Recent studies and media coverage suggests perhaps the level at which we indulge in this technology has lead to ‘phone addiction’ and it is more of a problem than we think. So ask yourself ; are you addicted to your phone?
Why do people become addicted to their phones?
Phones – particularly smart phones – offer a sort of reward system in exchange for their usage. It can be satisfying to hear your phone chime when you receive a text message or an update from social media. Phones make it easier to satiate our need for communication with the outside world and they have the ability to grant this instant gratification.
Phones also come with so many apps and abilities these days it’s as though we are walking around with the answers to anything in our pocket. In some ways we are. If you have a question you can Google it. If you need directions to somewhere you can simply look at the maps. They can supply us with the news, music, games and thousands of other possibilities. It becomes almost second nature to reach for our phones in almost any situation.

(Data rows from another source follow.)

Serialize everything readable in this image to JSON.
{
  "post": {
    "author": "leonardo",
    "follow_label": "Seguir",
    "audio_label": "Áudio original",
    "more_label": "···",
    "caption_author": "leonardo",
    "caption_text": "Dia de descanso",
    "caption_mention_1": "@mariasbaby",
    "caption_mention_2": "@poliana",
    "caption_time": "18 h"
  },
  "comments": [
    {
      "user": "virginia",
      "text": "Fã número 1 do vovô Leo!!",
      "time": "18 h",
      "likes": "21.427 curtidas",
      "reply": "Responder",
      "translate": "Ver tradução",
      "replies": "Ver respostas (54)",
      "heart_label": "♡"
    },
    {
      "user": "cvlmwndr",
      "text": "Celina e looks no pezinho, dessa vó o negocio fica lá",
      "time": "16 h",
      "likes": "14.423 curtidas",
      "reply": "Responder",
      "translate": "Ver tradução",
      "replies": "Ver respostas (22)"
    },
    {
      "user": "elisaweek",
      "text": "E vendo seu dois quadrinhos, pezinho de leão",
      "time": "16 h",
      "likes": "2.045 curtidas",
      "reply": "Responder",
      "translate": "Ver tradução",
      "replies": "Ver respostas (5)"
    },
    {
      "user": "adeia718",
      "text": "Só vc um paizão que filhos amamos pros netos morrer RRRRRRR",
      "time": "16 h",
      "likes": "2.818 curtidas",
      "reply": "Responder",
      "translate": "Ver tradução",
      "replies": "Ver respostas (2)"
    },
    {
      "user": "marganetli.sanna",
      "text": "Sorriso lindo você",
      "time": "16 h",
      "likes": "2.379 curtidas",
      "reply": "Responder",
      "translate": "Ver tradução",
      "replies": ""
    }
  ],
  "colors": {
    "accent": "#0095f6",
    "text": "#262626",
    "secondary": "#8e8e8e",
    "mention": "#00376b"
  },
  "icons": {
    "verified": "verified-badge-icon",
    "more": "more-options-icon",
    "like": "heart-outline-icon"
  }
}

How can you tell if you’re ‘addicted’?
Addiction is a very loaded word. It is classified by many differing behaviors such as lying about habits, defensiveness when questioned and putting extensive time and effort into the activity. Although these warning signs may apply to you on some level it doesn’t necessarily mean you have to go to rehab like some technology-junkie version of Lindsay Lohan. Instead, let’s look at the more exclusively phone-related habits.
Are your phone habits disrupting your relationships?

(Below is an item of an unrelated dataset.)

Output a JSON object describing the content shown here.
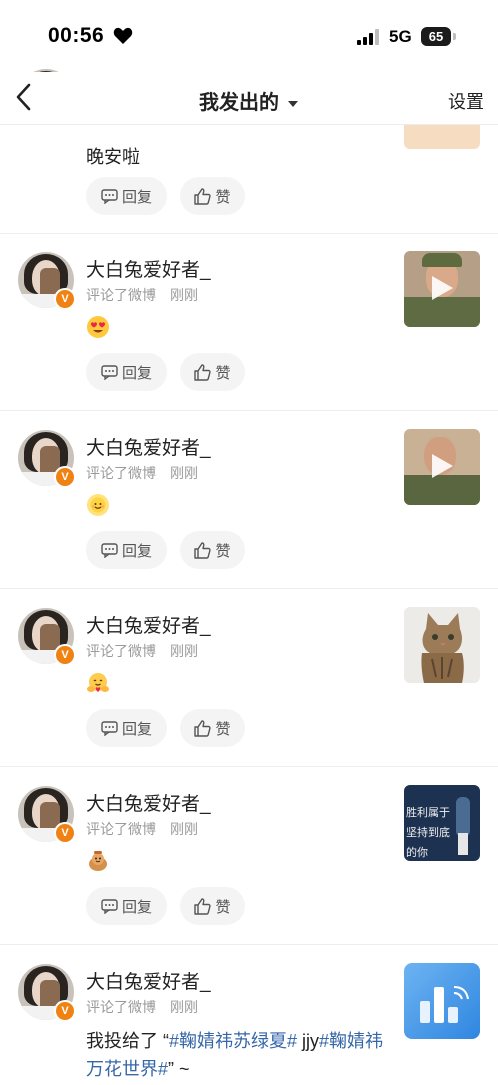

How often are you on your mobile during a face-to-face conversation? How often do you check your phone during dinner, or during other activities where it is unnecessary to do so? We’ve become desensitized to these acts as so many of us are guilty of them, but in reality it’s rude, needless and perhaps even worrying if it occurs frequently.
Do you have strong emotions towards your phone?
Do you become anxious at the thought of being without it? In extreme cases this is referred to as Nomophobia: a feeling of distress some experience when separated from their phones. Obviously it’s probably normal to be agitated if you leave your phone at home by accident, but if you genuinely feel anxious without it you may have an addiction.
If you’re worried about your phone habits, here’s what you can do:
Become conscious of the problem
As I’ve said, phones are socially acceptable additions to our lives now. They’re accepted and somewhat expected. However that doesn’t make it healthy. Once you are aware of your phone habits, you can begin to change them.
Make changes to your phone
Somewhat ironically, there are apps you can get that help those addicted to their phones, such as Human Mode which is available on Android. Another productive idea is to remove everything that is not crucial from your phone perhaps only leaving your important contacts, an alarm clock, messages and a browser.
No-Phone time zones
During a meal or a conversation, leave your phone somewhere else. Apply this rule to any other activities that you do not need your phone for and you’ll find your dependency dwindling.